As you check in with yourself, the other to be aware of is compassion fatigue, with your staff. Specifically, your social-emotional staff your social workers, your assistant principals, deans, your principals, your nurse, anybody who's dealing with families and the issues of families. As educators, most of us are in this career because we are just so mission driven that we want to get out there and do everything we can for our families, but we have to be careful that it's not at the cost to us and our own families. If we don't mitigate compassion fatigue it can be significant, it can impact relationships, it can impact home life, it can impact work life. It’s critical to really understand what compassion fatigue is and understand how to address compassion fatigue.
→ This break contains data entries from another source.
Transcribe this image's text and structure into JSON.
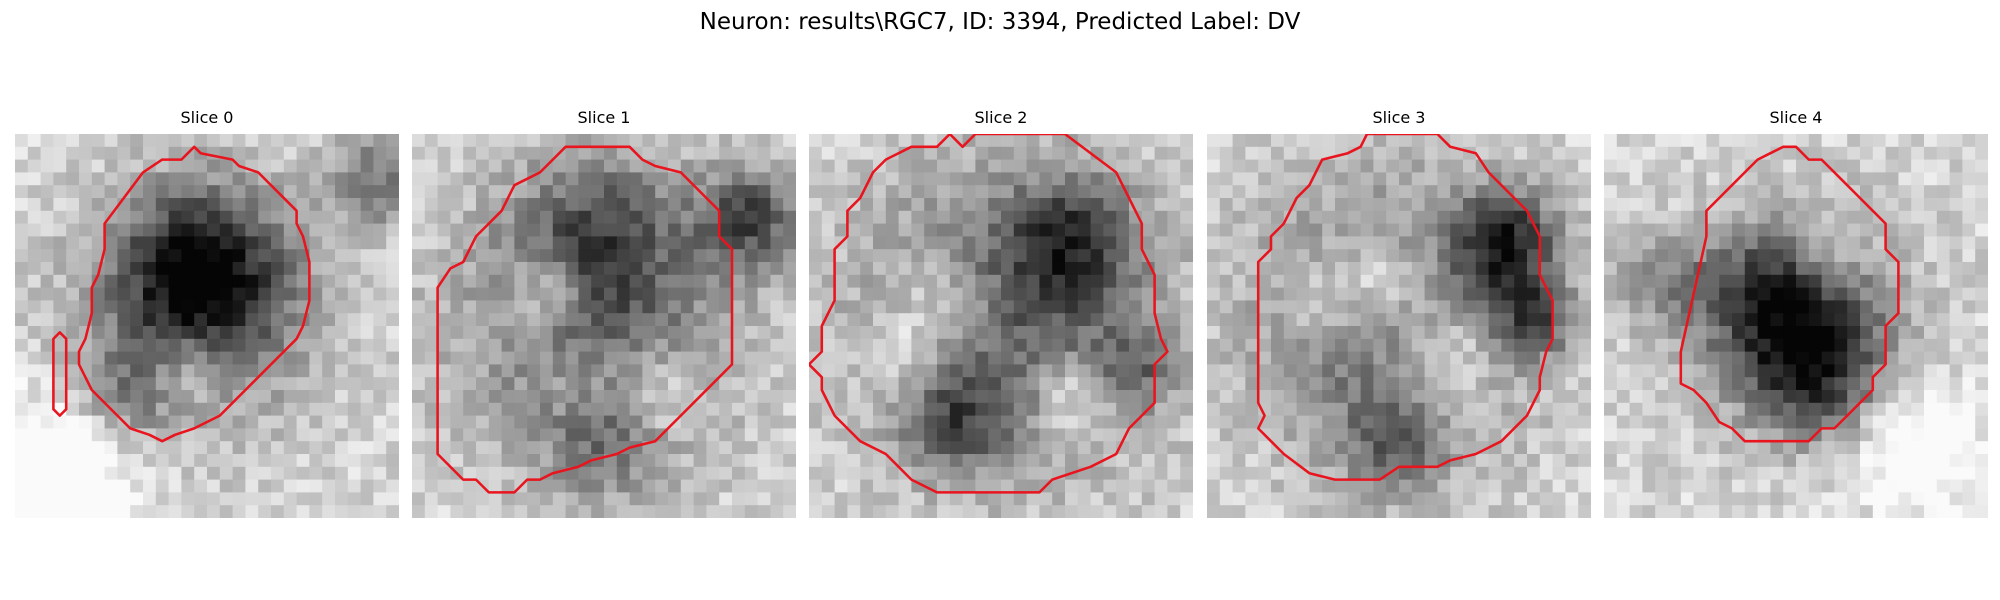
{
  "figure": {
    "title": "Neuron: results\\RGC7, ID: 3394, Predicted Label: DV"
  },
  "contour_color": "#e8141e",
  "panels": [
    {
      "title": "Slice 0"
    },
    {
      "title": "Slice 1"
    },
    {
      "title": "Slice 2"
    },
    {
      "title": "Slice 3"
    },
    {
      "title": "Slice 4"
    }
  ]
}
I mentioned the antidote to compassion fatigue is self-care it's regular self-care, it's not just self-care when you are hysterically crying because you just can't take another thing. It's regular self-care, so that you know each day you're doing something to care for yourself. If you regularly practice self-care, the cumulative effect of compassion fatigue will not get to a high enough level where it's impacting you in a significant, negative way.
If as you read this you identified with some or all of what I wrote then please take time to care for yourself. You could very likely be experiencing compassion fatigue RIGHT NOW. Care for yourself, care for your staff, and care for your community.